The order requires cable operators that don’t now offer a self-installation option for gear they lease to let subscribers by Nov. 1, 2011, install any CableCARD product on their own, without a visit from a technician, Murray said. Companies that already offer self-installation of their own leased gear must do so by Aug. 1 for products bought at retail, he said. Cable companies must let subscribers using third-party consumer electronics devices get all channels they pay for that are transmitted using switched-digital video technology by August as well, Murray said. Certain device output requirements take effect that month, while device functionality requirements are effective in December 2012, he said. He said all other parts of the mandates take effect when notice of the rules appear in the Federal Register with publication of the order, http://xrl.us/bh4mqm.

"Under our existing rules, it’s been more difficult for consumers to use set-top boxes bought at retail than to use boxes leased from the cable operator,” Genachowski said: “As the National Broadband Plan recognized, the current CableCARD approach isn’t working” and “we've been humbled by the experience” in recent years with the cards. “A key element of unleashing innovation through the TV is increased interoperability between a consumer’s pay-TV programming stream and the consumer’s broadband stream of data, so that innovators can design applications that integrate pay-TV programming and other Internet content.” Also as detailed in the broadband plan, “this could be made possible by a gateway device to the consumer’s home,” he said.

"The commission has learned from past failures by adopting a more flexible approach to technical standards and requirements” and by making sure “costly network upgrades are not necessary to support” devices for operators using switched digital video, Commissioner Meredith Baker said.
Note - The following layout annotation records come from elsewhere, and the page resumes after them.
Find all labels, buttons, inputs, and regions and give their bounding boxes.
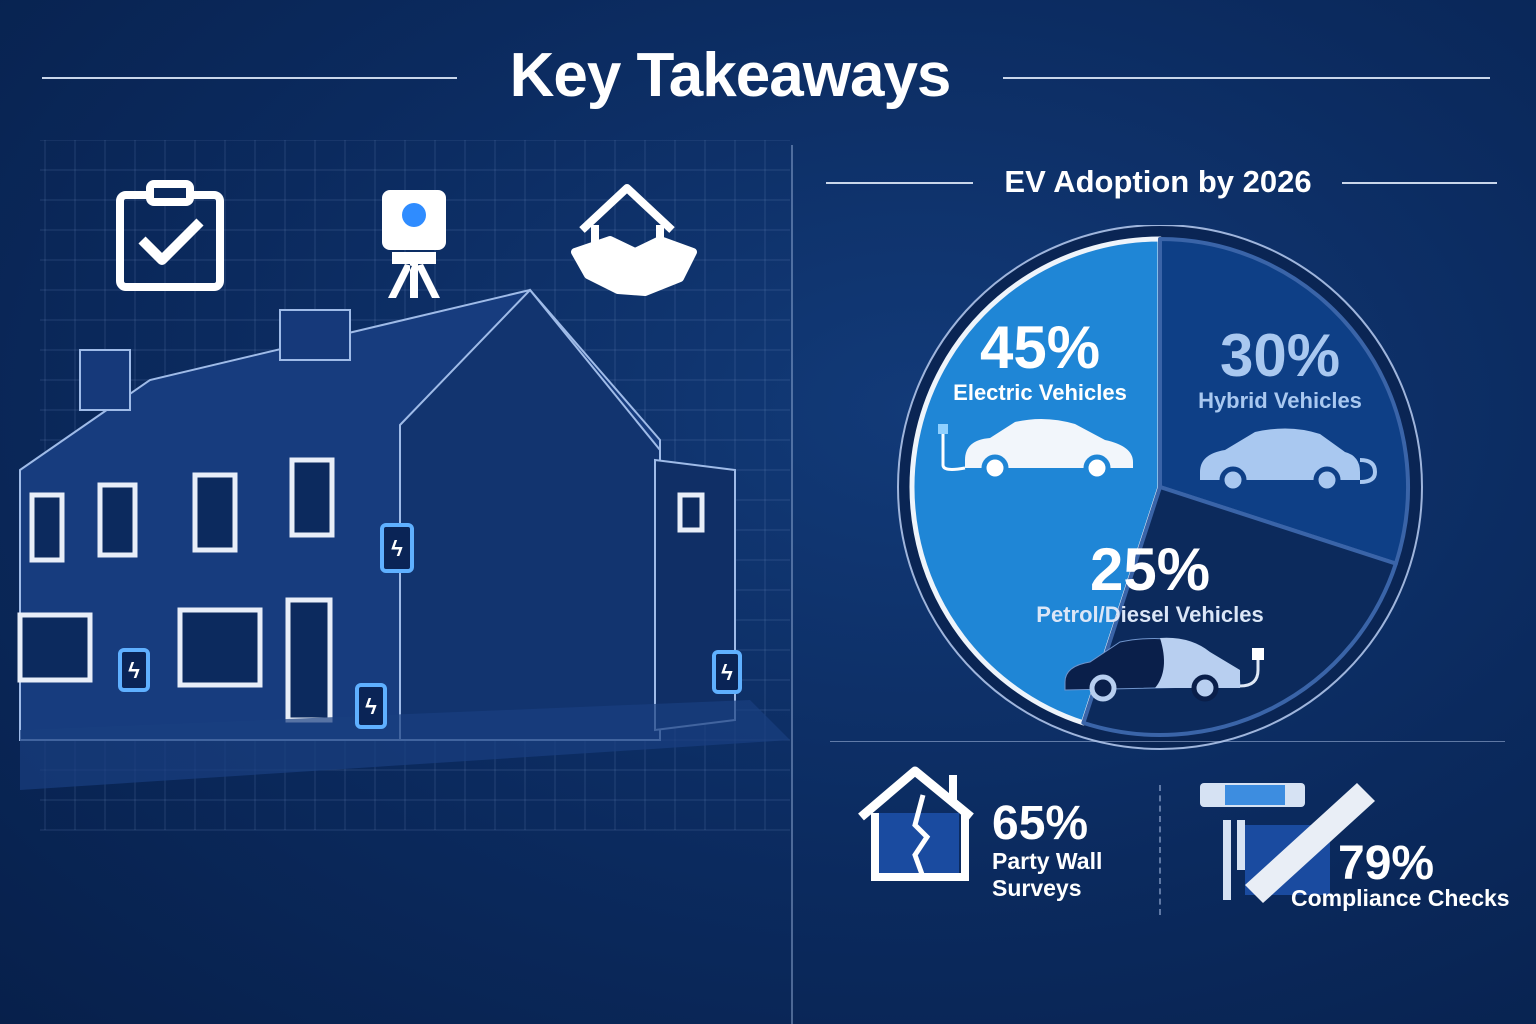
ev-adoption-pie-chart [897,225,1423,750]
stats-separator [1159,785,1161,915]
stat-label: Surveys [992,875,1082,901]
chart-title: EV Adoption by 2026 [1004,164,1312,199]
slice-value: 30% [1219,322,1341,389]
surveying-instrument-icon [382,190,446,298]
slice-value: 25% [1089,536,1211,603]
stat-value: 65% [992,797,1089,850]
title-divider-left [42,77,457,79]
svg-text:ϟ: ϟ [391,536,403,561]
svg-text:ϟ: ϟ [721,660,733,685]
slice-category: Petrol/Diesel Vehicles [1036,602,1264,627]
electric-car-icon [938,418,1133,480]
svg-text:ϟ: ϟ [365,694,377,719]
slice-value: 45% [979,314,1101,381]
measuring-tools-icon [1200,783,1375,903]
clipboard-check-icon [116,180,224,291]
slice-label-electric: 45% Electric Vehicles [940,318,1140,406]
stat-party-wall: 65% Party Wall Surveys [992,800,1102,902]
cracked-house-icon [858,766,974,881]
slice-category: Hybrid Vehicles [1198,388,1362,413]
slice-label-petrol-diesel: 25% Petrol/Diesel Vehicles [1020,540,1280,628]
pie-slice-electric [909,236,1163,726]
title-divider-right [1003,77,1490,79]
stat-value-compliance: 79% [1338,837,1435,890]
stat-label: Party Wall [992,848,1103,874]
stat-label-compliance: Compliance Checks [1291,885,1510,911]
subtitle-divider-left [826,182,973,184]
stats-divider [830,741,1505,742]
petrol-car-icon [1064,637,1264,702]
terraced-houses-illustration: ϟ ϟ ϟ ϟ [17,140,790,831]
ev-charger-icons [118,523,742,729]
slice-label-hybrid: 30% Hybrid Vehicles [1180,326,1380,414]
house-handshake-icon [571,184,697,296]
slice-category: Electric Vehicles [953,380,1127,405]
svg-text:ϟ: ϟ [128,658,140,683]
panel-divider [791,145,793,1024]
page-title: Key Takeaways [509,41,952,110]
hybrid-car-icon [1200,428,1378,492]
subtitle-divider-right [1342,182,1497,184]
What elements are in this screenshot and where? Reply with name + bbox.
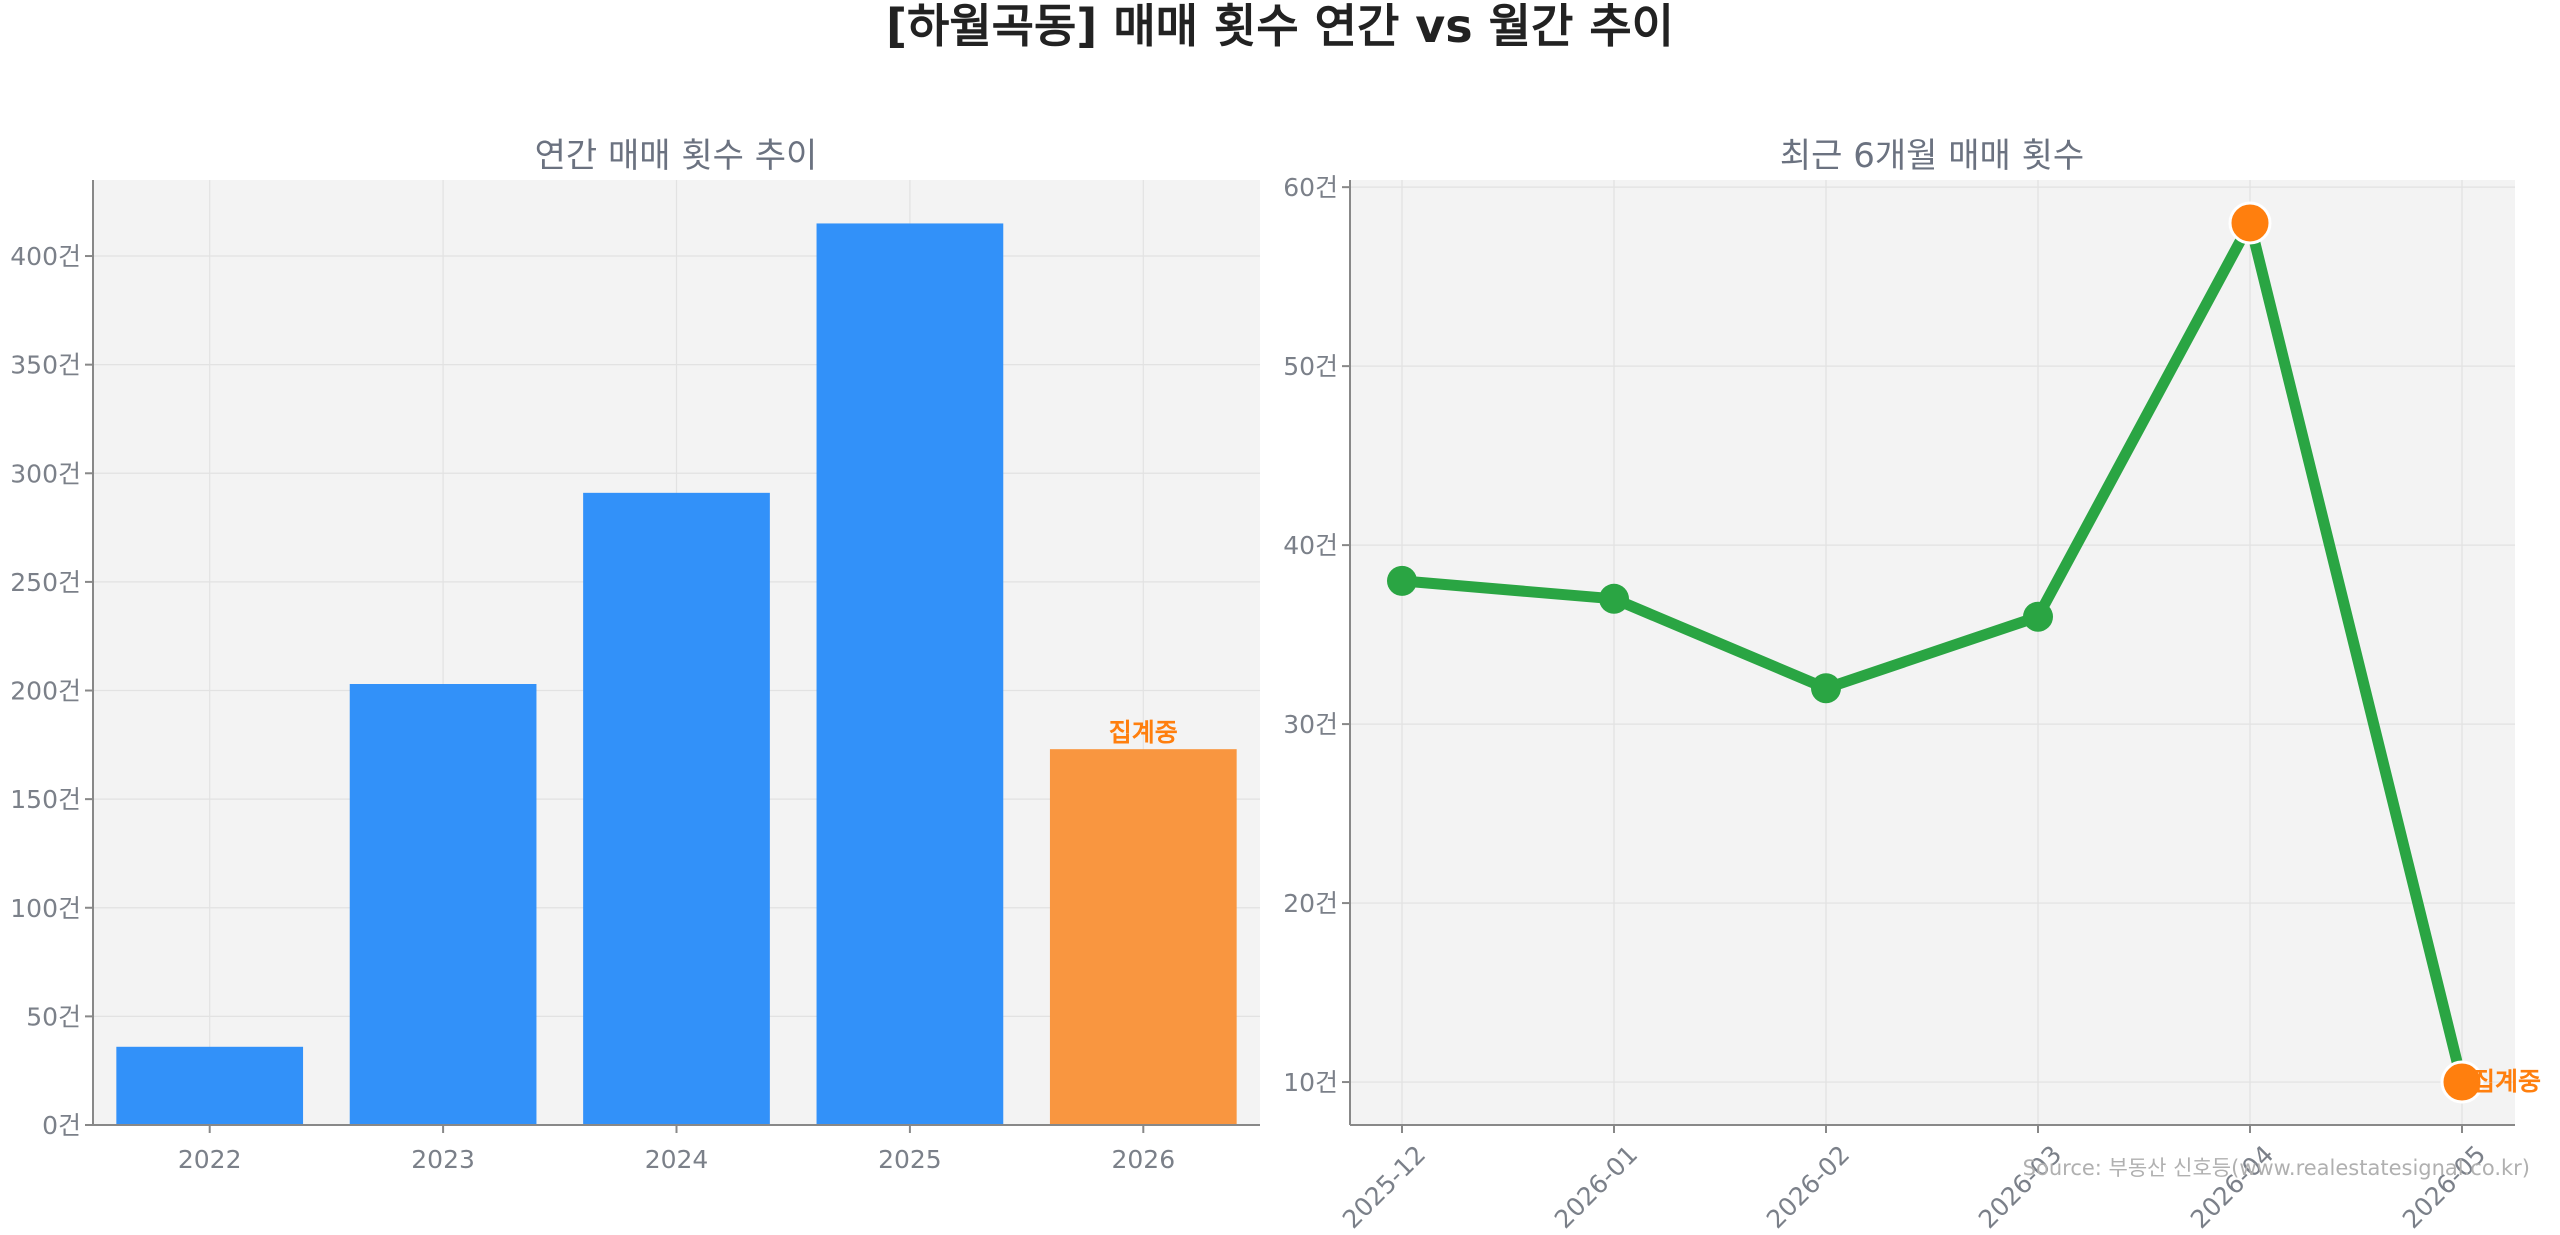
annual-y-tick-label: 0건 <box>42 1111 81 1140</box>
monthly-chart-title: 최근 6개월 매매 횟수 <box>1780 136 2084 176</box>
annual-y-tick-label: 200건 <box>10 677 81 706</box>
annual-x-tick-label: 2026 <box>1111 1145 1175 1174</box>
annual-bar-2025 <box>816 223 1004 1126</box>
annual-x-ticks: 2022 2023 2024 2025 2026 <box>178 1125 1175 1174</box>
monthly-point-2026-04 <box>2228 201 2272 245</box>
monthly-y-ticks: 10건 20건 30건 40건 50건 60건 <box>1283 173 1350 1097</box>
annual-x-tick-label: 2024 <box>645 1145 709 1174</box>
annual-bar-2024 <box>583 492 770 1125</box>
monthly-y-tick-label: 50건 <box>1283 352 1338 381</box>
monthly-y-tick-label: 20건 <box>1283 889 1338 918</box>
annual-y-tick-label: 100건 <box>10 894 81 923</box>
source-credit: Source: 부동산 신호등(www.realestatesignal.co.… <box>2023 1156 2530 1180</box>
annual-y-tick-label: 50건 <box>26 1002 81 1031</box>
monthly-y-tick-label: 60건 <box>1283 173 1338 202</box>
monthly-point-2026-02 <box>1811 673 1841 704</box>
monthly-x-tick-label: 2026-05 <box>2397 1140 2491 1234</box>
monthly-gridlines <box>1350 180 2515 1125</box>
annual-bar-2023 <box>349 684 537 1125</box>
monthly-y-tick-label: 10건 <box>1283 1068 1338 1097</box>
monthly-y-tick-label: 30건 <box>1283 710 1338 739</box>
annual-x-tick-label: 2022 <box>178 1145 242 1174</box>
monthly-point-2026-05 <box>2440 1060 2484 1104</box>
monthly-line-chart: 10건 20건 30건 40건 50건 60건 2025-12 2026-01 2026-02… <box>1283 136 2541 1234</box>
monthly-x-tick-label: 2025-12 <box>1337 1140 1431 1234</box>
monthly-x-tick-label: 2026-02 <box>1761 1140 1855 1234</box>
monthly-x-tick-label: 2026-03 <box>1973 1140 2067 1234</box>
annual-y-ticks: 0건 50건 100건 150건 200건 250건 300건 350건 400건 <box>10 242 93 1140</box>
monthly-point-2025-12 <box>1387 565 1417 596</box>
monthly-point-2026-03 <box>2023 601 2053 632</box>
monthly-points <box>1387 201 2484 1104</box>
annual-y-tick-label: 300건 <box>10 459 81 488</box>
annual-bars <box>116 223 1237 1126</box>
monthly-partial-annotation: 집계중 <box>2472 1067 2541 1096</box>
annual-chart-title: 연간 매매 횟수 추이 <box>535 136 818 176</box>
annual-bar-2026 <box>1049 749 1237 1125</box>
annual-bar-2022 <box>116 1046 304 1125</box>
annual-partial-annotation: 집계중 <box>1109 718 1178 747</box>
monthly-y-tick-label: 40건 <box>1283 531 1338 560</box>
annual-y-tick-label: 350건 <box>10 351 81 380</box>
annual-x-tick-label: 2023 <box>411 1145 475 1174</box>
figure-title: [하월곡동] 매매 횟수 연간 vs 월간 추이 <box>886 0 1674 53</box>
annual-y-tick-label: 400건 <box>10 242 81 271</box>
monthly-series-line <box>1396 217 2468 1088</box>
annual-y-tick-label: 150건 <box>10 785 81 814</box>
annual-y-tick-label: 250건 <box>10 568 81 597</box>
monthly-x-tick-label: 2026-01 <box>1549 1140 1643 1234</box>
monthly-point-2026-01 <box>1599 583 1629 614</box>
annual-x-tick-label: 2025 <box>878 1145 942 1174</box>
monthly-x-tick-label: 2026-04 <box>2185 1140 2279 1234</box>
Commissioner Mignon Clyburn said the order incorporates “an improved process for consumers to file complaints if they believe cable companies aren’t doing all we require.” The low cost of the one-way HD set-tops without DVRs the commission is allowing to be used without CableCARDs “should help drive deployment of digital networks more quickly,” Commissioner Robert McDowell said. As a result of “compromise efforts,” the order is “focusing on functionalities, rather than specified standards” for the use of any Internet Protocol connection in two-way HD set-tops, he added. The commission isn’t requiring the one-way boxes to incorporate IP outputs, Murray said.